Focusing on the low latitudes where tidal mixing dominated, the diapycnal diffusivities, Kz related to internal tides, and EKE are shown (Fig. 8). The combined influences of mesoscale features and internal tides on mixing are indicated. The increasing internal tide conversion rates significantly enhanced turbulent mixing. We find a correlation between elevated EKE and the averaged diapycnal diffusivities for a given internal tide conversion rate level. When the conversion rate was 10-3 W m-2, the magnitudes of Kz were about 3 × 10-6 m2 s-1, 3 × 10-6 m2 s-1, and 1 × 10-6 m2 s-1 at depths of 250–500, 500–1000, and 1000–1500 m, respectively. When the internal tide conversion rates reached O(-1)–O(0), Kz reached 10-5 m2 s-1 at both depths of 250–500 and 500–1000 m and even exceeded 10-4 m2 s-1 at some internal tide source sites. In addition, there was a positive correlation between EKE and diapycnal diffusivity. A higher EKE can further increase Kz under the same magnitude of the internal tide conversion rate. Such an enhancement was more significant with strong internal tide conversion rates greater than 10-3 W m-2.

M2 and K1 tidal constituents were analyzed to clarify the response of Kz to internal tides in the regions of high EKE (where the EKE is larger than the regional average value) and low EKE (Fig. 9). The results integrated eight main tidal constituents (Fig. 9a, b, and c) and showed that the slopes in a weak (strong) mesoscale field were smaller (larger), i.e., 0.081 (0.105), 0.103 (0.134), and 0.103 (0.142), at depths of 250–500, 500–1000, and 1000–1500 m, respectively. The turbulent mixing was more sensitive to the internal tide magnitude in the presence of an energetic mesoscale field. Moreover, such a response was more obvious in the region with strong internal tides (such as the >10-2 W m-2 conversion rate). In some regions with weak internal tides, such as those with internal tide conversion rates less than 10-3 W m-2, the modulation of mesoscale eddies was less significant.
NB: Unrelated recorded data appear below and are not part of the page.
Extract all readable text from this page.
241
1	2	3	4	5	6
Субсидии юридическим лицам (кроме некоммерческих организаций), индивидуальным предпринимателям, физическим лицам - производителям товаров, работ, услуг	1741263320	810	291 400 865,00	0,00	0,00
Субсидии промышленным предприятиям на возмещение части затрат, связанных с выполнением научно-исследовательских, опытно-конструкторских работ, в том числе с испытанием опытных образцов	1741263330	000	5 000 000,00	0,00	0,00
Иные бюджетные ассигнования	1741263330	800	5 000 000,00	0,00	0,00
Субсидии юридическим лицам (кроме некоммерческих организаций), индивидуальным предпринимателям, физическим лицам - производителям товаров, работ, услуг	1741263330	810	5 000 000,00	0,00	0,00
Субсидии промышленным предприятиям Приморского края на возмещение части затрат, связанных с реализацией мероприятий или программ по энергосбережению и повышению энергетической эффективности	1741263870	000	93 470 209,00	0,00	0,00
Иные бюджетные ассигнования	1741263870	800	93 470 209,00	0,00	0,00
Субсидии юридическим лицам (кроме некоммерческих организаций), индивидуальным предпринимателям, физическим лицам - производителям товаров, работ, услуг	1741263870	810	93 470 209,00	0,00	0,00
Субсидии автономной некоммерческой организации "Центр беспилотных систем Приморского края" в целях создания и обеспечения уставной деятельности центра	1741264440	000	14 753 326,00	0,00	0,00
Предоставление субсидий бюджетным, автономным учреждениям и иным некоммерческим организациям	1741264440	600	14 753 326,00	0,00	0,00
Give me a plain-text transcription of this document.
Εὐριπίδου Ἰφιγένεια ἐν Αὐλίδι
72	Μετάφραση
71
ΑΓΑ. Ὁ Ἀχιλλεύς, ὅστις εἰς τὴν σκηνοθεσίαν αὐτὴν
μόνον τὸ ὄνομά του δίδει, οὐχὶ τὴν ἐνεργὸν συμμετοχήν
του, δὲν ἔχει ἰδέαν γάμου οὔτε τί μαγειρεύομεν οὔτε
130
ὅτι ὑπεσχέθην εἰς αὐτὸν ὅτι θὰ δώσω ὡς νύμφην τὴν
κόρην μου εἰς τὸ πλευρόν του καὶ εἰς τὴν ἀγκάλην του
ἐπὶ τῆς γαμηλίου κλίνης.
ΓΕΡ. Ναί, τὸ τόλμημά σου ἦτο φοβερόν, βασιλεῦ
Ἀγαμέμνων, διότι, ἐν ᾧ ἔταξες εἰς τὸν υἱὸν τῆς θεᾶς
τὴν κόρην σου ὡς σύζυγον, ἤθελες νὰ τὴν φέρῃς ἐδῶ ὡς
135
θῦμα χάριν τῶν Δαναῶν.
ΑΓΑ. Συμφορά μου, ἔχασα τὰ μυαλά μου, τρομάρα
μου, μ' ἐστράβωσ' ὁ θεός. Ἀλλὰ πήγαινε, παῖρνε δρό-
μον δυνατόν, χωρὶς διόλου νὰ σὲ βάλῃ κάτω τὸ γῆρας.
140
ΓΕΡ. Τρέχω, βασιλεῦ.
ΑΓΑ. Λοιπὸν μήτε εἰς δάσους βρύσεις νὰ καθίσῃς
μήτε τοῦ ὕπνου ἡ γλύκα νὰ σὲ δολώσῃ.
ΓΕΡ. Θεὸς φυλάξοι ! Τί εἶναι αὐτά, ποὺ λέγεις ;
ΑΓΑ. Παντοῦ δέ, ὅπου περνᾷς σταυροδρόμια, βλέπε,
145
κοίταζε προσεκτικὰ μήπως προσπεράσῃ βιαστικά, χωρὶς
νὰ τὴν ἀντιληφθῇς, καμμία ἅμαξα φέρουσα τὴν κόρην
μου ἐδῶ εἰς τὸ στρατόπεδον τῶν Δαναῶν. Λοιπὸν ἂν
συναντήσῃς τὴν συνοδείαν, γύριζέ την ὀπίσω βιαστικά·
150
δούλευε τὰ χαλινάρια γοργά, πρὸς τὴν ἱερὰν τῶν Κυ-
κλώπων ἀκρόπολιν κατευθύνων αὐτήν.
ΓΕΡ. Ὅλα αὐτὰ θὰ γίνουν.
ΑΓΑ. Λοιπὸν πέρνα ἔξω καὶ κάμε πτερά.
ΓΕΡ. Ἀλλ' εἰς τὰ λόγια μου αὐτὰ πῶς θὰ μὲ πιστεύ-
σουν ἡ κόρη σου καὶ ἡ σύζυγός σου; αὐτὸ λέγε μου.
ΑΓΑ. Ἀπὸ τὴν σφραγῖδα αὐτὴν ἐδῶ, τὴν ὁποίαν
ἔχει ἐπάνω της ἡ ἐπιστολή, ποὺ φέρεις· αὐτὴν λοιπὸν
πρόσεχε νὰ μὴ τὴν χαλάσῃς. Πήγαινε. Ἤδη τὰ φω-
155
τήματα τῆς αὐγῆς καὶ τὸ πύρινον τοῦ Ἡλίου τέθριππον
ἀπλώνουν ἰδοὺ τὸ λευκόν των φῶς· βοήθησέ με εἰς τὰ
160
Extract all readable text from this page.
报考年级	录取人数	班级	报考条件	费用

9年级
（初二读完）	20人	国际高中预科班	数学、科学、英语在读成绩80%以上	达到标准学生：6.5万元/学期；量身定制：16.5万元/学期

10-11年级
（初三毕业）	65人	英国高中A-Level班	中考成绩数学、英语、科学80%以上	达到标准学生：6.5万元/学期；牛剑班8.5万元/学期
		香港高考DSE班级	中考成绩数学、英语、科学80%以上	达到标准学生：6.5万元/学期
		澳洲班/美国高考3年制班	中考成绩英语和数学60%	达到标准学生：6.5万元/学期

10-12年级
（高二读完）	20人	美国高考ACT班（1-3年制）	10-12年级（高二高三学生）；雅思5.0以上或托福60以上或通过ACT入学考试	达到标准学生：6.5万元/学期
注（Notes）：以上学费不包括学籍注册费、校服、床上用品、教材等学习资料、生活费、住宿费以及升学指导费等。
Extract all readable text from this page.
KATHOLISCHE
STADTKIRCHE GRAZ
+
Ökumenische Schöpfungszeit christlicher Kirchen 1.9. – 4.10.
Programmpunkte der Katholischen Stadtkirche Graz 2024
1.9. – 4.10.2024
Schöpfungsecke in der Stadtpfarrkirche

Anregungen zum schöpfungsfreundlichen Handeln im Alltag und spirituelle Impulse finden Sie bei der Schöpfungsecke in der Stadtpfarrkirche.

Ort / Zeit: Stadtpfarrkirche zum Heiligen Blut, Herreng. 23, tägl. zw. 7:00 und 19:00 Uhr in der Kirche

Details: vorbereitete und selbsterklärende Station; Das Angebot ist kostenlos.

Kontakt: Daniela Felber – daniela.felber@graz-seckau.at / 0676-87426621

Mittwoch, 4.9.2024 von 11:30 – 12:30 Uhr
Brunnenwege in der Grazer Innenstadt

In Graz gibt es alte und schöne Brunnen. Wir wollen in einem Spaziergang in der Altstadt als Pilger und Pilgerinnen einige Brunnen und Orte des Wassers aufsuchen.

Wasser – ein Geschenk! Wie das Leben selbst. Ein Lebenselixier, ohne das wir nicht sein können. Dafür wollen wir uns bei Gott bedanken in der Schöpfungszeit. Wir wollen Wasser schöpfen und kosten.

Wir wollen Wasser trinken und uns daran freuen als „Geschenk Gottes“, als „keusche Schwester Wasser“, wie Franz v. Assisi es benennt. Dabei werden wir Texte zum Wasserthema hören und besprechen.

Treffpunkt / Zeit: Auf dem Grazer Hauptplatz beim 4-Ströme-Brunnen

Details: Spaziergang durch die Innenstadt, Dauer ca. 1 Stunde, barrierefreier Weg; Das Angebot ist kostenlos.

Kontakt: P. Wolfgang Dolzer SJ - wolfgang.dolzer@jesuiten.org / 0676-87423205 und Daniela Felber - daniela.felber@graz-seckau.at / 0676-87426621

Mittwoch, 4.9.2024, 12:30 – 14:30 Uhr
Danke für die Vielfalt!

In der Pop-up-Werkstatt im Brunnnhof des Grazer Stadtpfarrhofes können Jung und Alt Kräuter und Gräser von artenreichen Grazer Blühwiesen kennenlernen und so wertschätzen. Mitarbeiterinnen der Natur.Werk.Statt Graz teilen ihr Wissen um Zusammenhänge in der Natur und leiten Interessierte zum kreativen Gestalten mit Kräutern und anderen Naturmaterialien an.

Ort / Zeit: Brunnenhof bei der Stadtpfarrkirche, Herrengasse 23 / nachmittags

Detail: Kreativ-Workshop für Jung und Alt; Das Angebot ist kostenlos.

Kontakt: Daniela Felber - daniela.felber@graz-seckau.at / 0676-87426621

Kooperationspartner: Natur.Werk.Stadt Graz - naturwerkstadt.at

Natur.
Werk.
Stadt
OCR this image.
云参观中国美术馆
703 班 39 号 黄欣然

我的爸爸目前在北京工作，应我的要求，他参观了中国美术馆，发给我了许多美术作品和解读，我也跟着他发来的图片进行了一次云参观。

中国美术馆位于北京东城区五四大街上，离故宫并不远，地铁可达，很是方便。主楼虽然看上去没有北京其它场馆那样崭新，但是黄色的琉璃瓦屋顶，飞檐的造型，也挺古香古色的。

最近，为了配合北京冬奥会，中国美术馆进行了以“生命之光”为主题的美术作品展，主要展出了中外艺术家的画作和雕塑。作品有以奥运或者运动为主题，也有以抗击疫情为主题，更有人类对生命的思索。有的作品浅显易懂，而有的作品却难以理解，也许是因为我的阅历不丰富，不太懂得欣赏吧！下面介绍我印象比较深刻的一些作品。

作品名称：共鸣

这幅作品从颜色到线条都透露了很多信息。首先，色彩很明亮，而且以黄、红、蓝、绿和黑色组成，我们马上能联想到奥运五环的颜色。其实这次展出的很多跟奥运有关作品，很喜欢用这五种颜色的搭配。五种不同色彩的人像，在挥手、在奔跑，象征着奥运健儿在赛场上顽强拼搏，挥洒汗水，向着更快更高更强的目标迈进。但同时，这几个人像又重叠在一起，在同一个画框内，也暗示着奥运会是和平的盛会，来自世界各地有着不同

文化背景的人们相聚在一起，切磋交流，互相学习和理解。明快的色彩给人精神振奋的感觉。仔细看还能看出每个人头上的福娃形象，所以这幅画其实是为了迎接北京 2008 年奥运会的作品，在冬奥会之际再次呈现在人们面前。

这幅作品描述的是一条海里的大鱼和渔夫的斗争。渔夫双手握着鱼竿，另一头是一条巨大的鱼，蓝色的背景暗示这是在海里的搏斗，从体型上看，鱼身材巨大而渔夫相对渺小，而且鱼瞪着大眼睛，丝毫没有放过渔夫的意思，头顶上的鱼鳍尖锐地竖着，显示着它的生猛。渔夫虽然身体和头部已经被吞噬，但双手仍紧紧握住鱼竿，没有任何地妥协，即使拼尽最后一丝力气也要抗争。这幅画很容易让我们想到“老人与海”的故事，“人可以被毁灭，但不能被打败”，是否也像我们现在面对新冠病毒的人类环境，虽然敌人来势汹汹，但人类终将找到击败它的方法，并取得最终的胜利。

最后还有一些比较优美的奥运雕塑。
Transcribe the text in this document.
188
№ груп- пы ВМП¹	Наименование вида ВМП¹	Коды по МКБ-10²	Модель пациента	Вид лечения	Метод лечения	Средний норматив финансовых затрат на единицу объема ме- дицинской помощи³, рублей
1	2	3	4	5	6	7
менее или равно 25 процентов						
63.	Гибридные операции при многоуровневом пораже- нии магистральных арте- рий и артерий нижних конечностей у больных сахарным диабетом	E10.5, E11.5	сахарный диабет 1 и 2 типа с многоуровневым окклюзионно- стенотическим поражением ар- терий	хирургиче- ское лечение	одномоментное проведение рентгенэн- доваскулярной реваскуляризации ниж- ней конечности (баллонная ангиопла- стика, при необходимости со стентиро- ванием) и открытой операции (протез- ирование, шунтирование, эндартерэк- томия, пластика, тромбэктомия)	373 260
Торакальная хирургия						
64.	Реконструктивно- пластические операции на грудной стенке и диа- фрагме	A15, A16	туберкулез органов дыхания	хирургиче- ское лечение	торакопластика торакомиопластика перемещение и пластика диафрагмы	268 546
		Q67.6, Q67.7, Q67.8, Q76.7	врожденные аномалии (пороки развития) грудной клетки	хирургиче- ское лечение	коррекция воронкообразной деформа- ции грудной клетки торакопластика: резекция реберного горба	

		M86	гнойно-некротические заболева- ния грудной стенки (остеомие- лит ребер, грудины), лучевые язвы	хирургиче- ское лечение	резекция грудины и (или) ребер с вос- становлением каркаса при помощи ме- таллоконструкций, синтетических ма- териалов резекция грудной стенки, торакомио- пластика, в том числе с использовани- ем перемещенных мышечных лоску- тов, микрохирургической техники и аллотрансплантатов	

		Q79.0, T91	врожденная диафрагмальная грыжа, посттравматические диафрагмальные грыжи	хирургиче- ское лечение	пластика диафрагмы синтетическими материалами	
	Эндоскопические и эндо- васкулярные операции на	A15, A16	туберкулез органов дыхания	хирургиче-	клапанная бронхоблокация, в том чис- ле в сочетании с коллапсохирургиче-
A similar conclusion can be drawn when only considering M2 or K1. In regions of high EKE, the change in diffusivities in response to internal tides was significant, and the increase was more sensitive to the M2 internal tide. The enhancement related to the M2 internal tide was more significant below 500 m (Fig. 9d and e), while the enhancement of the K1 internal tide was similar at all depths. This may be due to different features and structures of M2 and K1 internal tides. In this area, the modal structure and propagation path of the M2 internal tide are more complicated and more prone to breaking, but those of K1 were relatively stable, and this area includes the K1 critical latitude range, which can be broadened by mesoscale currents (Robertson and Dong, 2019).

The modulation of cyclonic and anticyclonic eddies on tidal mixing also differs. The increase in Kz by internal tides in regions with cyclonic eddies (vorticity >3×10-6 s-1) and anticyclonic eddies (vorticity <-3×10-6 s-1) are both shown (Figs. 10 and 11). Under the same magnitude of internal tides, the Kz increases more significantly in the presence of anticyclonic eddies, which is obvious at 250–500 m, and can also be seen at 500–1000 m. Below 1000 m, there are no significant differences between the regions with cyclones and anticyclones.

Considering that mixing driven by eddies is relatively significant in regions where the tidal mixing is very weak, we only analyze the cases of internal tide conversion rates larger than 10-3 W m-2. When the conversion rates become larger than this value, the diapycnal diffusivities in the presence of high EKE increase faster with internal tides (Fig. 9). It was found that the response of turbulent mixing to internal tides was more sensitive in the presence of anticyclones above 1000 m, while, below 1000 m, the influence of cyclones is slightly stronger than that of anticyclones.